Aus Linux-Magazin 05/2011

Auf den Punkt gebracht

Haben Sie Anregungen, Statements oder Kommentare? Dann schreiben Sie an redaktion@linux-magazin.de. Die Redaktion behält es sich vor, die Zuschriften und Leserbriefe zu kürzen. Sie veröffentlicht alle Beiträge mit Namen, sofern der Autor nicht ausdrücklich Anonymität wünscht.

Verschlüsseln

03/2011, S. 57: Zum Artikel “Magic Discs”: Die Empfehlung, Truecrypt-Container für sensible Daten zu nutzen, ist sicher nicht die schlechteste. Allerdings bringen diese einen erheblichen Nachteil mit sich: Nach jeder Änderung innerhalb des Containers wird der gesamte Container erneut auf den Server und alle anderen entsprechend konfigurierten Clients synchronisiert. Als Alternative bietet sich Enc-FS an, das alle Dateien einzeln verschlüsselt und ablegt. Andererseits hat das Linux-Dateisystem den Nachteil, dass es nicht für alle Betriebssysteme verfügbar ist.

Thorsten Alge, per E-Mail

Webanwendungen

03/2011, S. 38: Zum Artikel über die Mängel Web-basierter Anwendungen: Ich möchte Sie auf meine Webdatenbank-Software Topincs aufmerksam machen, denn sie vermeidet drei von den vier Nachteilen Ihrer Auflistung. Am besten stellen sie sich ein Wiki vor, das allerdings nicht Wiki-Markup verwendet, sondern ein Formular, das aus dem zugrunde liegenden Datenmodell generiert ist.

Topincs verwendet ein einfaches, einheitliches Bedienkonzept, das sich über alle Webdatenbanken zieht, die damit betrieben werden. Es lässt sich auch vollständig mit der Tastatur bedienen. Die Entwicklung einer Webdatenbank mit Topincs dauert für Geübte, wenn das Modell mal in groben Zügen spezifiziert ist, zwischen zwei und vier Stunden.

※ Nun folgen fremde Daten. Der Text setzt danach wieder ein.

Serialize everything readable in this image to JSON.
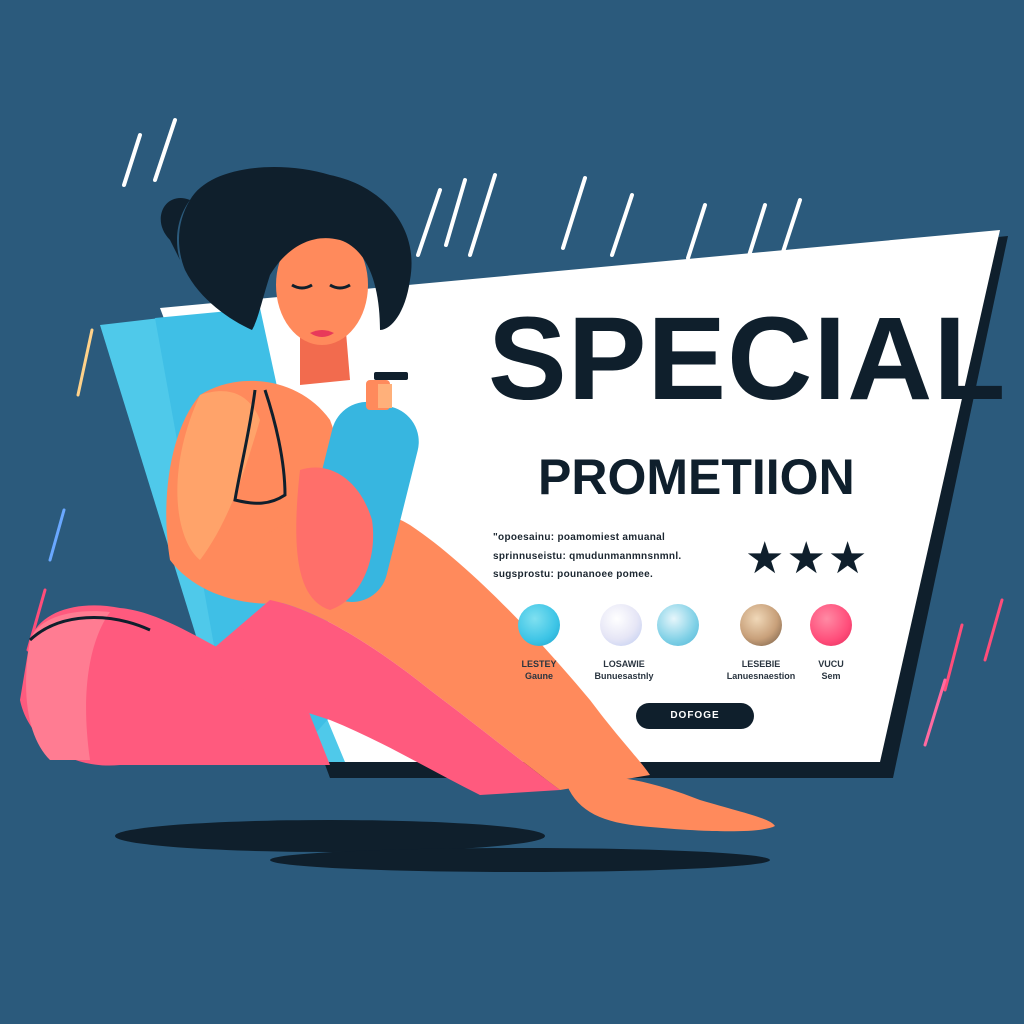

Ich vertreibe Topincs http://www.cerny-online.com/topincs/ unter einer proprietären Lizenz, die Verwendung in einem privaten Netzwerk ist aber für jeden Zweck gestattet. In einem öffentlichen Netzwerk ist es auf den nicht kommerziellen Einsatz eingeschränkt.

Robert Cerny, per E-Mail

Strom sparen

04/11, S. 59: In den “Tooltipps” steht zu Powertop, das Programm funktioniere nur mit Intel-Prozessoren. Gemeint sind hier sicherlich Prozessoren der I-386-Architektur. Powertop läuft problemlos auch auf Prozessoren der Konkurrenz, beispielsweise auf AMDs Athlon-Serie.

Dominik Vogt, per E-Mail

HA und Virtualisierung

04/11, S. 94: Zur Besprechung meines Buchs “Linux-Hochverfügbarkeit”: Die Rezension kritisiert, dass ich kommerzielle Produkte dort nicht oder nur kurz erwähne. Es ist gerade der Sinn dieses Buchs, dass es die Umsetzung von Hochverfügbarkeit ausschließlich mit frei verfügbarer, nicht proprietärer Linux-Software sowie mit moderaten Hardware-Ressourcen vermittelt. Viele Unternehmen und Administratoren sind darauf angewiesen, Hochverfügbarkeit auf Budget-schonende Weise zu gewährleisten, was ihnen mit den Inhalten des Buchs gelingt – mit den kommerziellen Lösungen dagegen nicht.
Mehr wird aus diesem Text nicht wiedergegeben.